Kritik dan Esai Puisi "Malu (Aku) Jadi Orang Indonesia" Karya Taufiq Ismail


          Puisi di atas merupakan salah satu dari kumpulan puisi karya Taufiq Ismail. Taufiq Ismail lahir di Sumatera Barat, 25 Juni 1935. Taufiq Ismail adalah lulusan FKHP-UI Bogor. Taufiq Ismail telah banyak menulis puisi, salah satu hasil karya beliau adalah puisi di atas dengan judul “Malu (Aku) Jadi Orang Indonesia”. Menurut Pradopo (2009: 7), puisi merupakan ekspresi pemikiran yang membangkitkan perasaan dan merangsang imajinasi panca indera dalam susunan yang berirama.


          Dalam puisi di atas, menggambarkan ketidakstabilan kehidupan di negara ini karena kekuasaan pemerintah.
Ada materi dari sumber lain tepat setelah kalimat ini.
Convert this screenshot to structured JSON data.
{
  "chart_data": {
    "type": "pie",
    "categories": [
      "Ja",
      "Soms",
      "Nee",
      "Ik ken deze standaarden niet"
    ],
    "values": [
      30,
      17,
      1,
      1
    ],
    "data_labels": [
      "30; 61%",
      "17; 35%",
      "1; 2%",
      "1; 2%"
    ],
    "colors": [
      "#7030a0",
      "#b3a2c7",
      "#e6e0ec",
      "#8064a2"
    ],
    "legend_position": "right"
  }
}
Pada bait pertama menggambarkan situasi awal saat masa revolusi Indonesia yang mana semua orang bersatu dan berjuang untuk menjadi negara yang merdeka, bahkan seluruh orang di dunia takjub dengan perjuangan yang dilakukan oleh orang-orang di Indonesia. Hal tersebut tergambar dalam larik berikut.
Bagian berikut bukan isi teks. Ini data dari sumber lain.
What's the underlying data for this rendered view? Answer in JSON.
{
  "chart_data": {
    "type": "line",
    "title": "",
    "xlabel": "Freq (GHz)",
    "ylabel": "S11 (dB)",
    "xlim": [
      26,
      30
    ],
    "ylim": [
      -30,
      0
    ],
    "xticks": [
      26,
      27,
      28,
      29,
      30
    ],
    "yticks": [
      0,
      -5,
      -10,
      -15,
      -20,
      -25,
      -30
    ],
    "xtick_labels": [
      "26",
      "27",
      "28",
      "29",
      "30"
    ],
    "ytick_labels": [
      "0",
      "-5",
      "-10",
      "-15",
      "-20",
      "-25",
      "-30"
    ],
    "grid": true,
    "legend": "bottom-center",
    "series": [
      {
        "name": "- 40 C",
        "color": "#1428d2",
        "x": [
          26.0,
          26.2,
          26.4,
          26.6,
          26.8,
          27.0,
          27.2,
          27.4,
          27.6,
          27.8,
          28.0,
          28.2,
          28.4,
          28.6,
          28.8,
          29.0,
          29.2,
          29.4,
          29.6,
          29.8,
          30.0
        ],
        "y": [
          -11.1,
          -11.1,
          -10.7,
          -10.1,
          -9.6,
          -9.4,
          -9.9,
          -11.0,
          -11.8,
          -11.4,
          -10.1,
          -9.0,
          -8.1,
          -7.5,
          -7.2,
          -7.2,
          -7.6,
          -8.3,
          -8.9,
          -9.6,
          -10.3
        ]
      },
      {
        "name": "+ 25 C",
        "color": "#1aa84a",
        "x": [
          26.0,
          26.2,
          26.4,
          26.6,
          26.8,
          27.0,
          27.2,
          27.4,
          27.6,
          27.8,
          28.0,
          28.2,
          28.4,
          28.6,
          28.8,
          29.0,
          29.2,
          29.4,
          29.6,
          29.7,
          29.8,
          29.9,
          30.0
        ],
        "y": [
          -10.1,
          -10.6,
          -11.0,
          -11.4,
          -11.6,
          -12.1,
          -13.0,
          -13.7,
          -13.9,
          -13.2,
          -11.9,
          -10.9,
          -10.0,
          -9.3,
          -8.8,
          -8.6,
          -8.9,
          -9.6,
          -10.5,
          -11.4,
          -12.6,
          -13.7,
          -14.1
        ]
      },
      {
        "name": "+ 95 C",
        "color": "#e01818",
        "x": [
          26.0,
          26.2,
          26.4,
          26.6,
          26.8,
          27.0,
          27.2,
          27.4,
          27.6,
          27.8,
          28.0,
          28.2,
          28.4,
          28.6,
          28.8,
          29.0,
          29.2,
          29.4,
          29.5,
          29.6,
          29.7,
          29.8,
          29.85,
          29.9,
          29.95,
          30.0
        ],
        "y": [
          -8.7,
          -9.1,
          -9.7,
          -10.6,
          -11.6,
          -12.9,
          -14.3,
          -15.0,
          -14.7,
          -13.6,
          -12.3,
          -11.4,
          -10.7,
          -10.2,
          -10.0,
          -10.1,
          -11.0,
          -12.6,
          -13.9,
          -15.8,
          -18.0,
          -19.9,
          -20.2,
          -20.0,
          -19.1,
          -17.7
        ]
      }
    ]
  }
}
Aku gembira jadi anak revolusi Indonesia


Negeriku baru enam tahun terhormat diakui dunia


Terasa hebat merebut merdeka dari Belanda


Sahabatku sekelas, Thomas Stone namanya,


Whitefish Bay kampung asalnya


Kagum dia pada revolusi Indonesia


           Namun, seiring dengan berjalannya waktu, pemerintah mulai berkuasa dengan semena-mena membuat negara menjadi tidakstabil, yang mana banyak kecurangan-kecurangan dari penguasa untuk kepentingan pribadi. Pada bait ketiga puisi di atas tergambar banyak sekali ketidakadilan yang terjadi di negeri ini, seperti seseorang yang mampu dengan mudah mendapatkan jabatannya karena memiliki keluarga yang memiliki kedudukan tinggi dalam negara, rakyat kecil yang diusir dari tanah mereka untuk dijadikan proyek pemerintahan, hukum dapat diperjual belikan, dan hilangnya kebebasan dalam berpendapat, seperti yang tergambar dalam larik berikut.


Di negeriku anak lelaki anak perempuan, kemenakan, sepupu


dan cucu dimanja kuasa ayah, paman dan kakek secara


hancur-hancuran seujung kuku tak perlu malu,


Di negeriku khotbah, surat kabar, majalah, buku dan


sandiwara yang opininya bersilang tak habis dan tak


putus dilarang-larang,


Di negeriku dibakar pasar pedagang jelata supaya berdiri pusat


belanja modal raksasa,


Di negeriku keputusan pengadilan secara agak rahasia dan tidak


rahasia dapat ditawar dalam bentuk jual-beli, kabarnya


dengan sepotong SK suatu hari akan masuk Bursa Efek


Jakarta secara resmi,




           Dalam puisi di atas juga tergambar sebuah realita tentang kejadian pembunuhan yang menimpa seorang wartawan yang bernama Udin pada masa orde baru. Selama menjadi wartawan, Udin sudah banyak membuat berita atau kritik terhadap pemerintahan saat itu, sehingga banyak penguasa yang tidak senang. Kemudian ada juga kejadian seorang buruh bernama Marsinah yang menggerakkan para buruh untuk memperjuangkan hak asasi manusia, namun hilang secara misterius yang kemudian ditemukan dalam keadaan tidak bernyawa. Dalam hal tersebut terlihat bahwa adanya larangan kebebasan berpendapat dan ketidakadilan yang diterima oleh rakyat. Semua yang berupa tulisan berisi tentang peraturan atau undang-undang telah dibuat, ditata, dan ditulis dengan baik namun pada kenyataannya semua itu belum terlaksana secara nyata. Terbukti dengan adanya kasus yang menimpa Udin dan Marsinah, hal tersebut tergambar dalam larik berikut.


Di negeriku Udin dan Marsinah jadi syahid dan syahidah,


ciumlah harum aroma mereka punya jenazah, sekarang


saja sementara mereka kalah, kelak perencana dan


pembunuh itu di dasar neraka oleh satpam akhirat akan


diinjak dan dilunyah lumat-lumat,


Di negeriku budi pekerti mulia di dalam kitab masih ada, tapi dalam


kehidupan sehari-hari bagai jarum hilang menyelam di


tumpukan jerami selepas menuai padi.


          Seperti yang kita ketahui bahwa setiap penulis memiliki gaya menulis mereka masing-masing dan hal tersebut membuat hasil karya mereka menjadi menarik. Seperti pada puisi di atas, puisi “Malu (Aku) Jadi Orang Indonesia” karya Taufiq Ismail, terdiri dari 4 bait, kemudian terdapat pengulangan atau repetisi pada bait ke-2 dan bait ke-4.